部分てんかんと後期発症てんかん性スパスムを合併したウエスト症候群
Clinical study of West syndrome with PS and late-onset epileptic spasms.
Epilepsy Res. 2009 Nov 23.
部分てんかんと後期発症てんかん性スパスムを合併したウエスト症候群についての論文です。ウエスト症候群に似ているが、完全には典型タイプに合致しない症例がいる。今回の目的はこの状態が古典的なウエスト症候群の多型であるかどうか、他の病因と関連する特徴があるかどうか調べることである。今回部分てんかん(PS)と後期発症てんかん性スパスム(LOES)を合併有無のウエスト症候群85人の脳波、臨床所見、画像所見、病態生理メカニズムを2-5年経過観察した。PS合併ウエストが21人、LOES合併ウエストが11人、PSのないウエストが52人で発症月齢平均はそれぞれ5.7カ月、20.68カ月、6.26か月であった。全員で古典的なウエストの特徴をいくつか有したが、前2群ではスパスムや脳波、スパスムの頻度や期間、片麻痺、画像所見の非対称性が、後1群と比べてよく認めた。
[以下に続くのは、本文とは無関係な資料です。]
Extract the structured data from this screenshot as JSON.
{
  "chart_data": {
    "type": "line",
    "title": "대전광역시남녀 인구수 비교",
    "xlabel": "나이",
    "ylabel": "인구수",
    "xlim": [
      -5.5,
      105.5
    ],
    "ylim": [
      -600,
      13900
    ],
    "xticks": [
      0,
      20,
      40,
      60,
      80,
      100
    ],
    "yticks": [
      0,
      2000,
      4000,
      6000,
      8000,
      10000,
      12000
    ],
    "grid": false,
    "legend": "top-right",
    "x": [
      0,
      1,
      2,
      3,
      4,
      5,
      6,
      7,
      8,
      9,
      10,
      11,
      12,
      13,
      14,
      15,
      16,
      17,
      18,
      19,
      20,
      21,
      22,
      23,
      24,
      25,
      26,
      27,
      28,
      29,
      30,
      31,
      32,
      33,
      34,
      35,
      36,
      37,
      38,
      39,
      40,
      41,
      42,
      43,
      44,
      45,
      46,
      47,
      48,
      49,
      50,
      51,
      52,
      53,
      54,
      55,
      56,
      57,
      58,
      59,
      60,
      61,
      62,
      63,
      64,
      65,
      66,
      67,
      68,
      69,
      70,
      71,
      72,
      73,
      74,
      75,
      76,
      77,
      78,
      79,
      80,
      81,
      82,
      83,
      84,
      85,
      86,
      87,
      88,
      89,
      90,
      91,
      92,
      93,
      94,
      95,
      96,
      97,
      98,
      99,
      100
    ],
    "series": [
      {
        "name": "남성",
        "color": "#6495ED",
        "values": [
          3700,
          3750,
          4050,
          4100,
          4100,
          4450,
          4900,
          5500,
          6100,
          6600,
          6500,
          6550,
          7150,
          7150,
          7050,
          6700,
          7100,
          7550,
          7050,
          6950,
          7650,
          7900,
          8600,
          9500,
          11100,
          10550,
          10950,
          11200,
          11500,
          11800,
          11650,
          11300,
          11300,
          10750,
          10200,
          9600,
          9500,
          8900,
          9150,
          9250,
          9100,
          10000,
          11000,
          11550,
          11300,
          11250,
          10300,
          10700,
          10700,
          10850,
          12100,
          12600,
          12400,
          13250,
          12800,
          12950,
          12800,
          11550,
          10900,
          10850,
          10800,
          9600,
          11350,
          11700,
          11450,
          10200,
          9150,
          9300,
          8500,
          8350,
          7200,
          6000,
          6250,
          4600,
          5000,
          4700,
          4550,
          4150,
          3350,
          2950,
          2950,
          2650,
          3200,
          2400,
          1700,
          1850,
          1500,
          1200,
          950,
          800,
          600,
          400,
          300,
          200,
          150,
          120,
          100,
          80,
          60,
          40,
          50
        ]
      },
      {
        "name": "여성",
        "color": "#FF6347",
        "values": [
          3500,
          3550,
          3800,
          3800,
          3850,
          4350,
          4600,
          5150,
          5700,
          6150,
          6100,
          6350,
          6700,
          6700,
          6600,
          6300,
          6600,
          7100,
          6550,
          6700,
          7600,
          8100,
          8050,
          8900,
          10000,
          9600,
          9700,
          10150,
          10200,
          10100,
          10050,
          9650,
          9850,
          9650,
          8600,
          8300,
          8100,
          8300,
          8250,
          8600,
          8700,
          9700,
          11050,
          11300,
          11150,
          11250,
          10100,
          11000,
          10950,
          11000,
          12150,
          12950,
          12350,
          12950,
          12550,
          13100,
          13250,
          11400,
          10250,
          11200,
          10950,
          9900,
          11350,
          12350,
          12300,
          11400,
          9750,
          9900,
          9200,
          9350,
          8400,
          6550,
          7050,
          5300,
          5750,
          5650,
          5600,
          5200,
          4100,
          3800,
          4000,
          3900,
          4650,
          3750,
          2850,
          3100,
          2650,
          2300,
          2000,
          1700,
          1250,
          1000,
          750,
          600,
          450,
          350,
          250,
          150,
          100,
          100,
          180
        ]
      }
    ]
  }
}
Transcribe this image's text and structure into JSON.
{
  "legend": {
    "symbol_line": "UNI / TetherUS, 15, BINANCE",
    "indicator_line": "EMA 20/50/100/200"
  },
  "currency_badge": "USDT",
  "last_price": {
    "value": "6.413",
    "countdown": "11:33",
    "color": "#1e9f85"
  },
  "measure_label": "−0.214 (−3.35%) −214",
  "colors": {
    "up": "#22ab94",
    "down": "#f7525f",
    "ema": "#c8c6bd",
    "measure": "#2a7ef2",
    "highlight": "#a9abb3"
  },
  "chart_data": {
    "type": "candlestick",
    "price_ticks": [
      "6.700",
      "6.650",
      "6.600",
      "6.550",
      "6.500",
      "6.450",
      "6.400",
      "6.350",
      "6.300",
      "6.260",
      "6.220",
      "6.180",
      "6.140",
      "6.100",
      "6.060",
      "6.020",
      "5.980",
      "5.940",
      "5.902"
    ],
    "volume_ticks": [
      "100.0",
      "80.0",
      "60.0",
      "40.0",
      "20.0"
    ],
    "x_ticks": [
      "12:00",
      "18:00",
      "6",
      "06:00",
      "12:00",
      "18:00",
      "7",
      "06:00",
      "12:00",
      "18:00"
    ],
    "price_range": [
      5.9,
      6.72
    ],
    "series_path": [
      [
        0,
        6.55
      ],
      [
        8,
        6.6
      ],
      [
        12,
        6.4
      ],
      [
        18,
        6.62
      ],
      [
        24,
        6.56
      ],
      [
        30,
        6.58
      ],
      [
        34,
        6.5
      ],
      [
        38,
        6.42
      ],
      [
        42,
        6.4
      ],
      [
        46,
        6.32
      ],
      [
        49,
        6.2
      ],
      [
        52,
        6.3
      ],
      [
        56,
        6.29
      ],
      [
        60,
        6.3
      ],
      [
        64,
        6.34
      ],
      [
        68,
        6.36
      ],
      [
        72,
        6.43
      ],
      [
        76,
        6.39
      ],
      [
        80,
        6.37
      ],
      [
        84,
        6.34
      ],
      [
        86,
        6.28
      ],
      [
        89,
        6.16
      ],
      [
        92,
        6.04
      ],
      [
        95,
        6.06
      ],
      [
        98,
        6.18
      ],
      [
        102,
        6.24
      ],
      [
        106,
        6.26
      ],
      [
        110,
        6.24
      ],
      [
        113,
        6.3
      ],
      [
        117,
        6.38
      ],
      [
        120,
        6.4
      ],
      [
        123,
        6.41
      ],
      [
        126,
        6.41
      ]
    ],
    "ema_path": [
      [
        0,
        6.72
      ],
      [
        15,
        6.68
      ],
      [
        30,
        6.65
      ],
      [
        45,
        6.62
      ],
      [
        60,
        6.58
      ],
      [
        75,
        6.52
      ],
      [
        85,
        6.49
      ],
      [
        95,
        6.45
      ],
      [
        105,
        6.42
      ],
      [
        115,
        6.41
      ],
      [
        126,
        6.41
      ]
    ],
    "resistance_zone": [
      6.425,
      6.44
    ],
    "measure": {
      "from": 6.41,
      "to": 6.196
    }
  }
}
LOESは長い強直成分を持ち、焦点的、多焦点的なスパイク、シャープ波を前側頭部や中心側頭部に優位に認め、神経画像はウエスト症候群の画像とは異なるものであった。PSやLOESを合併したウエスト症候群は、脳波臨床、画像所見が古典的なウエスト症候群とは違い、特別な年齢依存性のてんかん性脳症タイプを呈するようである。前者では局所起源の全般てんかん、後者はウエストとレノックスガストーの中間的な位置にあると思われた。